SPC stands for Super Privileged Container, which are containers that contain software used to manage the host system that the container will be running on. Since these containers could do anything on the system and we don't want SELinux blocking any access we made spc_t an unconfined domain.
If you are on an SELinux system, and run docker with SELinux separation turned off, the containers will run with the spc_t type.
You can disable SELinux container separation in docker in multiple different ways.
- You don't build docker from scratch with the BUILDTAG=selinux flag.
- You run the docker daemon without --selinux-enabled flag
- You run a container with the --security-opt label:disable flag
- You share the PID namespace or IPC namespace with the host
Note: we have to disable SELinux separation in ipc=host and pid=host because it would block access to processes or the IPC mechanisms on the host.
Why not use unconfined_t?
The question comes up is why not just run as unconfined_t? A lot of people falsely assume that unconfined_t is the only unconfined domains. But unconfined_t is a user domain. We block most confined domains from communicating with the unconfined_t domain, since this is probably the domain that the administrator is running with.

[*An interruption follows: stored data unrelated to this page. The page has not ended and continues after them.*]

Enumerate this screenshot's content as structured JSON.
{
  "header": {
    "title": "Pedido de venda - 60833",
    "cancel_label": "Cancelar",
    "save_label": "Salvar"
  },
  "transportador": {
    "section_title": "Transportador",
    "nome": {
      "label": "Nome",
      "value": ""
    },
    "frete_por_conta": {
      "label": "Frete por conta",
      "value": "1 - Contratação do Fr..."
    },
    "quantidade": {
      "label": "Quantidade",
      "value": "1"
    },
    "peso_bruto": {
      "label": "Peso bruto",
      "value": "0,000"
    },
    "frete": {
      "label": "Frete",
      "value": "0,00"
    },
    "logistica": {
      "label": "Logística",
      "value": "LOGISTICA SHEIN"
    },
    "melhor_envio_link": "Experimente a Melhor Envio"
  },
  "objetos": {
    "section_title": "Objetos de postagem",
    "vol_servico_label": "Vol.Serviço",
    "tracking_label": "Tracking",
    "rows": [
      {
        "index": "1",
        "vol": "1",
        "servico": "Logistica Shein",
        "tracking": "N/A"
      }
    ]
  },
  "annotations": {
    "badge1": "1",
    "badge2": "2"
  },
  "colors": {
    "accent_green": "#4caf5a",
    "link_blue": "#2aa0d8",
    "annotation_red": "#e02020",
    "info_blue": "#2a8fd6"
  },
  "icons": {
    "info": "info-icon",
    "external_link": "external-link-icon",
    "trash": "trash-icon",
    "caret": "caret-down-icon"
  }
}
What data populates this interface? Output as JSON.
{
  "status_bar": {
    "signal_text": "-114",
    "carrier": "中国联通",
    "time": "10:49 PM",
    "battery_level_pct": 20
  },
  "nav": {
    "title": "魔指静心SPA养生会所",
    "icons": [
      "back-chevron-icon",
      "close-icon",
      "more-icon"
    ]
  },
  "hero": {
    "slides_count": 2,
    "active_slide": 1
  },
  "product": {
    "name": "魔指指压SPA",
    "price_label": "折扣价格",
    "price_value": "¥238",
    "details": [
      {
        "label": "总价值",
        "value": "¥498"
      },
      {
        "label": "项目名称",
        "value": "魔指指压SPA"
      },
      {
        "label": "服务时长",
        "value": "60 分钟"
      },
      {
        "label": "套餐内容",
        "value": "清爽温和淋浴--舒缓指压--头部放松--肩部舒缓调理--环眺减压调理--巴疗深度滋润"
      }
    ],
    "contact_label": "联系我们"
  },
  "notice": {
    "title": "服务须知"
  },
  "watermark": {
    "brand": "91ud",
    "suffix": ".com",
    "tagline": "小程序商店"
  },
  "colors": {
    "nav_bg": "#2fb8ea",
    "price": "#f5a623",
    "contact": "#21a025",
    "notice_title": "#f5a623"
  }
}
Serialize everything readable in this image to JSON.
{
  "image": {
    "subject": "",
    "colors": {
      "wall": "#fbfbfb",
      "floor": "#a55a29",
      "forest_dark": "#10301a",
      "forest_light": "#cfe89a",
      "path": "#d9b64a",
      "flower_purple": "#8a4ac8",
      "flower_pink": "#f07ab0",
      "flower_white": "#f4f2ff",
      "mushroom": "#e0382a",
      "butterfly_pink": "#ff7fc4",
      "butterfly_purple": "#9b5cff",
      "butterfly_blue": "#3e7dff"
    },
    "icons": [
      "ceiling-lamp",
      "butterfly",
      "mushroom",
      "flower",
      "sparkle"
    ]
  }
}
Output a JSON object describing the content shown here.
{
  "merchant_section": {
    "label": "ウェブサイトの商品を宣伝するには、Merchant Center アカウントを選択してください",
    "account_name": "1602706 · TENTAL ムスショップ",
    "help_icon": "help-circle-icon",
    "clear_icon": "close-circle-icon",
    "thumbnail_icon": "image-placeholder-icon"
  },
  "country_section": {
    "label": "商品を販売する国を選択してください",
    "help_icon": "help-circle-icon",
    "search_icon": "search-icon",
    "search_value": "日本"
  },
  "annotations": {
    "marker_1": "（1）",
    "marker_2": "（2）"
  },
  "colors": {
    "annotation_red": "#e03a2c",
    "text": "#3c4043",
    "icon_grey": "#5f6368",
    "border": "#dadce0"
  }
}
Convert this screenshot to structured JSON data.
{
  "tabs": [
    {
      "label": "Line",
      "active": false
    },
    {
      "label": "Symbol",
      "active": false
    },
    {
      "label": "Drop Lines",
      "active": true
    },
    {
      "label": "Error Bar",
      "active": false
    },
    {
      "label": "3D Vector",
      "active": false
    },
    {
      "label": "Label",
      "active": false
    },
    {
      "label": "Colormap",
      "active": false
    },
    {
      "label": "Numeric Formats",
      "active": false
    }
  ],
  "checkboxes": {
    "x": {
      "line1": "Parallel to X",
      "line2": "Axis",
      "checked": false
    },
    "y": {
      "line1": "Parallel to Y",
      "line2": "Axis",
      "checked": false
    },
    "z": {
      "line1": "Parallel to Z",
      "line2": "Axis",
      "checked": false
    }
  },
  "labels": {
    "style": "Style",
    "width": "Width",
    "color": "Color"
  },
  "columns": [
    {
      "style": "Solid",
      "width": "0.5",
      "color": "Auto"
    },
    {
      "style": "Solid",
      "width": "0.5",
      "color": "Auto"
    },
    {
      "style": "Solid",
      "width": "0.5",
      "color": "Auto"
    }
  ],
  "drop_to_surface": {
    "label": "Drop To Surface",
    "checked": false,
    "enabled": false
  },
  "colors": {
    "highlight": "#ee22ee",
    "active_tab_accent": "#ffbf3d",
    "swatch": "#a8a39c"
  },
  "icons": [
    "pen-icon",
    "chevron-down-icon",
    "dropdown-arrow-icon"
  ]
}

What is different about spc_t?
First off the type docker runs as (docker_t) can transition to spc_t, it is not allowed to transition to unconfined_t. It transitions to this domain, when it executes programs located under /var/lib/docker
# sesearch -T -s docker_t | grep spc_t
type_transition container_t docker_share_t : process spc_t;
type_transition container_t docker_var_lib_t : process spc_t;
type_transition container_t svirt_sandbox_file_t : process spc_t;
Secondly and most importantly confined domains are allowed to connect to unix domain sockets running as spc_t.
This means I could run as service as a container process and have it create a socket on /run on the host system and other confined domains on the host could communicate with the service.
For example if you wanted to create a container that runs sssd, and wanted to allow confined domains to be able to get passwd information from it, you could run it as spc_t and the confined login programs would be able to use it.
Some times you can create an unconfined domain that you want to allow one or more confined domains to communicate with. In this situation it is usually better to create a new domain, rather then reusing unconfined_t.